Miranda July’s work has always provoked extreme reactions that range from joy to frustration. As she releases her debut novel, Connor examines the book and the way critics approach the work.
In a Miranda July story titled Roy Spivey, published in The New Yorker in 2007, a woman finds herself seated next to a Hollywood heartthrob on a plane.
By the end of the flight, the man has given her his phone number, minus the final digit, which he asks her to memorise: four. For many years thereafter, the number – “not the telephone number, just the four” – becomes the woman’s talisman, whispered to soften moments of great pain and anxiety.
When, much older, she finds the slip of paper containing all the digits, she finally dials them, only to find the number is no longer in service.
Roy Spivey is not an especially long story – just shy of 3000 words – but it contains within it the essence of Miranda July’s work as a writer/filmmaker/app creator/performance artist, in particular her concern with how timidity and a lack of action can hurl individuals into bizarre circumstances, of varying degrees of unpleasantness. In Roy Spivey, the protagonist is initially rewarded for being a pushover, before spending the rest of the story – and her life – failing to capitalise on the unique opportunity inexplicably presented to her.
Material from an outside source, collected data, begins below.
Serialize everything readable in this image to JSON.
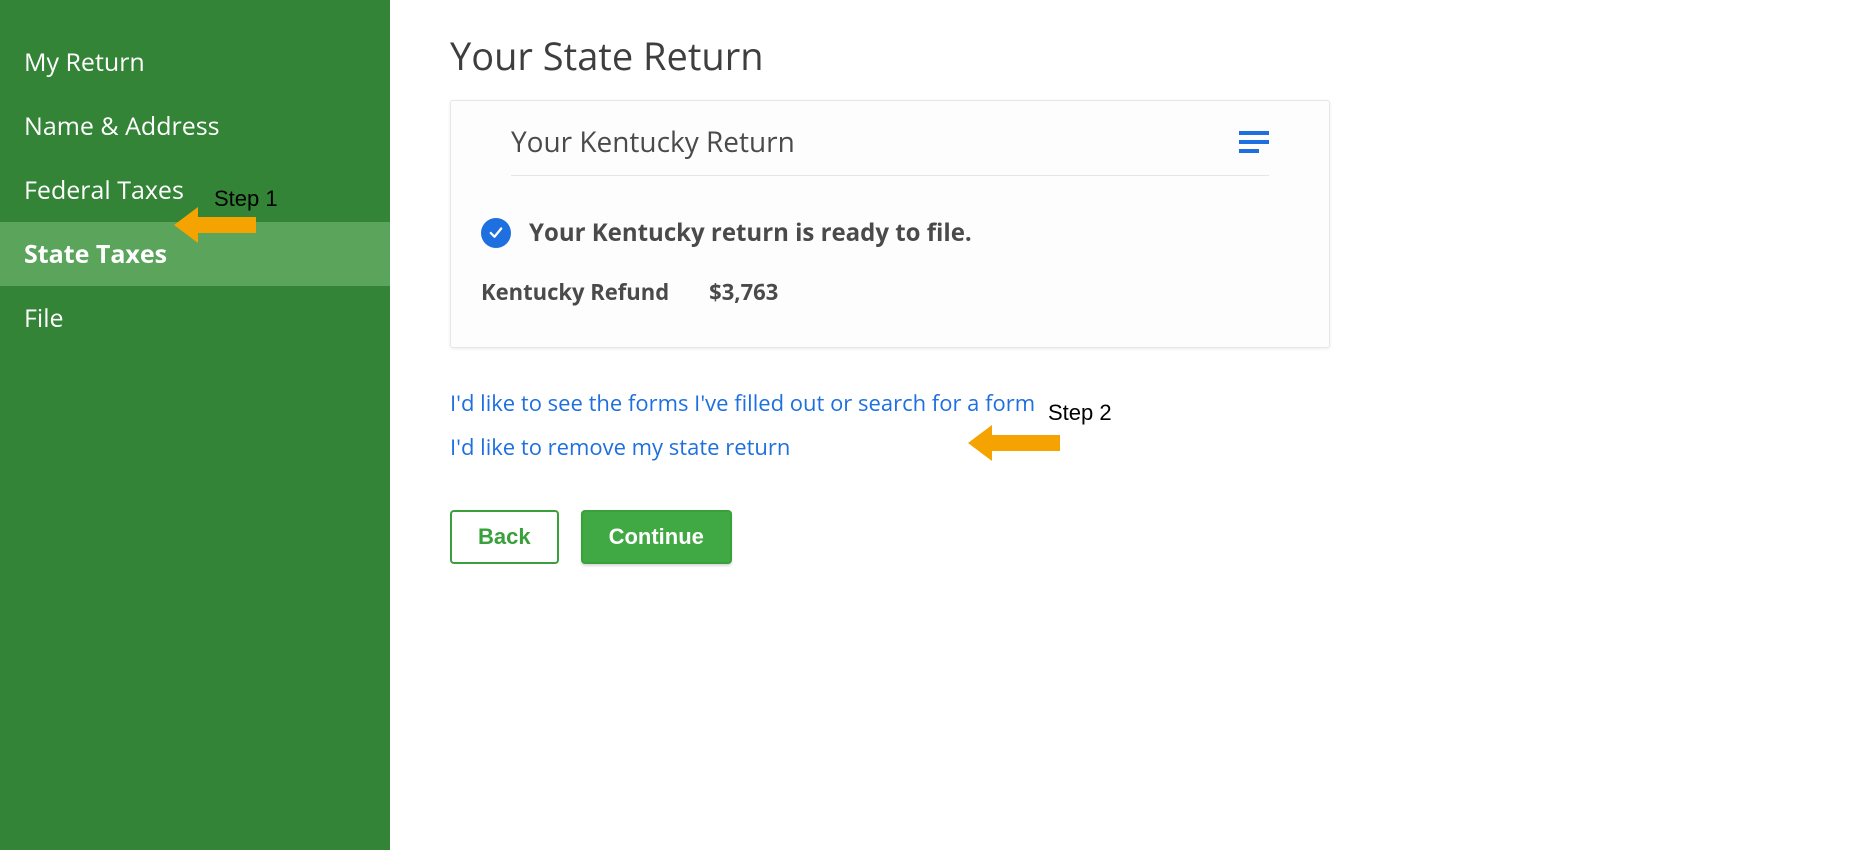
{
  "sidebar": {
    "items": [
      {
        "label": "My Return"
      },
      {
        "label": "Name & Address"
      },
      {
        "label": "Federal Taxes"
      },
      {
        "label": "State Taxes"
      },
      {
        "label": "File"
      }
    ],
    "activeIndex": 3
  },
  "main": {
    "title": "Your State Return",
    "card": {
      "title": "Your Kentucky Return",
      "status_text": "Your Kentucky return is ready to file.",
      "refund_label": "Kentucky Refund",
      "refund_amount": "$3,763"
    },
    "links": {
      "see_forms": "I'd like to see the forms I've filled out or search for a form",
      "remove_state": "I'd like to remove my state return"
    },
    "buttons": {
      "back": "Back",
      "continue": "Continue"
    }
  },
  "annotations": {
    "step1": "Step 1",
    "step2": "Step 2"
  }
}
I mention Roy Spivey largely because it functions as something of an acid test, your response to that work determining whether The First Bad Man, July’s debut novel, will captivate or frustrate. The First Bad Man is, in some ways, merely an extension of all of July’s shorter work, and is not an especially surprising novel for those familiar with July’s oeuvre: the new work’s protagonist, Cheryl Glickman, is nearly identical in manner to the woman sat on the plane in ‘Rov Spivey’, or even to Christine in July’s 2005 feature-length Me and You and Everyone We Know, but she is also the deepest and most satisfying refinement of July’s ‘shrinking violet’ archetype that she has ever attempted.
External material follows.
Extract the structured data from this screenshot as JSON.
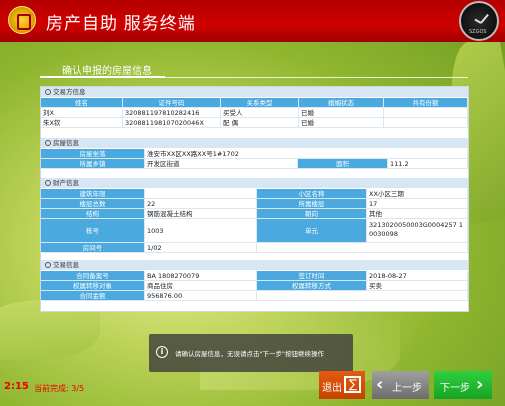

The First Bad Man is, as most critics have noted, July’s longest work to date, though at a relatively slim 276 pages, the length of the novel seems like a strange thing to be foregrounding. I suspect this is because, if you find July’s characters dislikeable or fatuous, 276 pages can seem like 276 pages too many to spend with them. In a deeply negative Guardian review, Laura Miller argued that The First Bad Man is “strenuously quirky”, with “Eccentricities, as uncountable as the sands of the Sahara, drift[ing] and blow[ing] through this book, piling up in dunes that must be scaled by characters and readers alike”.
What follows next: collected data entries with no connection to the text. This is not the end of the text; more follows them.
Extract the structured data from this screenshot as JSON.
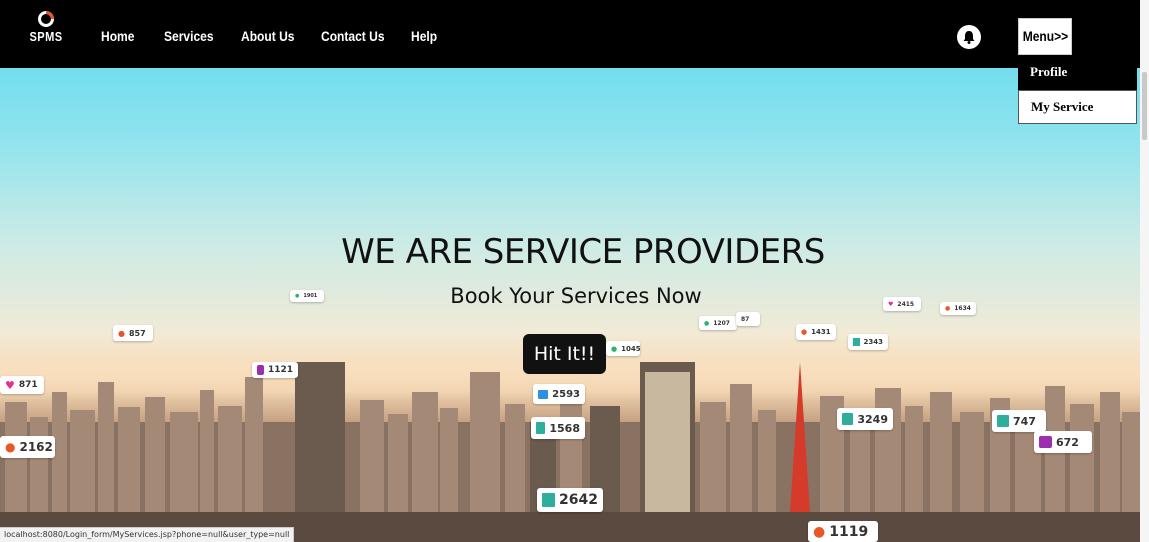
{
  "navbar": {
    "logo_text": "SPMS",
    "links": [
      "Home",
      "Services",
      "About Us",
      "Contact Us",
      "Help"
    ],
    "menu_label": "Menu>>"
  },
  "dropdown": {
    "items": [
      "Profile",
      "My Service"
    ]
  },
  "hero": {
    "headline": "WE ARE SERVICE PROVIDERS",
    "subheadline": "Book Your Services Now",
    "button_label": "Hit It!!"
  },
  "badges": [
    {
      "icon": "heart-icon",
      "color": "#e0338f",
      "value": "871"
    },
    {
      "icon": "location-pin-icon",
      "color": "#e8572a",
      "value": "2162"
    },
    {
      "icon": "location-pin-icon",
      "color": "#e8572a",
      "value": "857"
    },
    {
      "icon": "camera-icon",
      "color": "#9b2fae",
      "value": "1121"
    },
    {
      "icon": "mail-icon",
      "color": "#2f8fe0",
      "value": "2593"
    },
    {
      "icon": "thumbs-up-icon",
      "color": "#2fae9b",
      "value": "1568"
    },
    {
      "icon": "thumbs-up-icon",
      "color": "#2fae9b",
      "value": "2642"
    },
    {
      "icon": "chat-icon",
      "color": "#2fb36a",
      "value": "1045"
    },
    {
      "icon": "location-pin-icon",
      "color": "#e8572a",
      "value": "1431"
    },
    {
      "icon": "thumbs-up-icon",
      "color": "#2fae9b",
      "value": "2343"
    },
    {
      "icon": "thumbs-up-icon",
      "color": "#2fae9b",
      "value": "3249"
    },
    {
      "icon": "thumbs-up-icon",
      "color": "#2fae9b",
      "value": "747"
    },
    {
      "icon": "camera-icon",
      "color": "#9b2fae",
      "value": "672"
    },
    {
      "icon": "location-pin-icon",
      "color": "#e8572a",
      "value": "1119"
    },
    {
      "icon": "chat-icon",
      "color": "#2fb36a",
      "value": "1207"
    },
    {
      "icon": "heart-icon",
      "color": "#e0338f",
      "value": "2415"
    },
    {
      "icon": "location-pin-icon",
      "color": "#e8572a",
      "value": "1634"
    },
    {
      "icon": "user-icon",
      "color": "#2f8fe0",
      "value": "87"
    },
    {
      "icon": "chat-icon",
      "color": "#2fb36a",
      "value": "1901"
    }
  ],
  "status_bar": {
    "url": "localhost:8080/Login_form/MyServices.jsp?phone=null&user_type=null"
  },
  "colors": {
    "navbar_bg": "#000000",
    "button_bg": "#111111"
  }
}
That’s the thing about whimsy, though, and that’s the thing about Miranda July: if you believe July is simply crafting contrived situations in order to revel in the strangeness of her constructions, there is very little to take from her work. If, on the other hand, you read July’s stories as studies in the dynamics of submission and reticence, it’s usually the case that what first seems like redundant quirk is really a mask for something much darker. Often, when critics deride Miranda July as an unserious writer, my guess is that they are afraid of identifying with her characters and their particular peculiarities – it is easier to see July’s characters as impossible constructions, after all, than to accept that we might be like any of them.
In The First Bad Man, for example, there are large tracts of the narrative that revolve around Cheryl engaging in semi-consensual, sexualised abuse with a young housemate (who, by dint of Cheryl’s chronic unassertiveness, she is unable to evict), or dreaming of encountering ‘Kubelko Bondy’, a magic child whose spirit appears to move between bodies, or seeking assistance from two therapists engaged in an “immensely satisfying” sadomasochistic game throughout the entirety of the text. If the core structuring principle of these strange incidents isn’t identified by the reader, it can seem like a whole lot of pointless whimsy, but it’s interesting how The First Bad Man is packaged – a stark, black book decorated only by the title of the work in large white letters. July is a serious writer and always has been, her work cloaked in the signifiers of twee affectation only to throw off those who aren’t paying proper attention.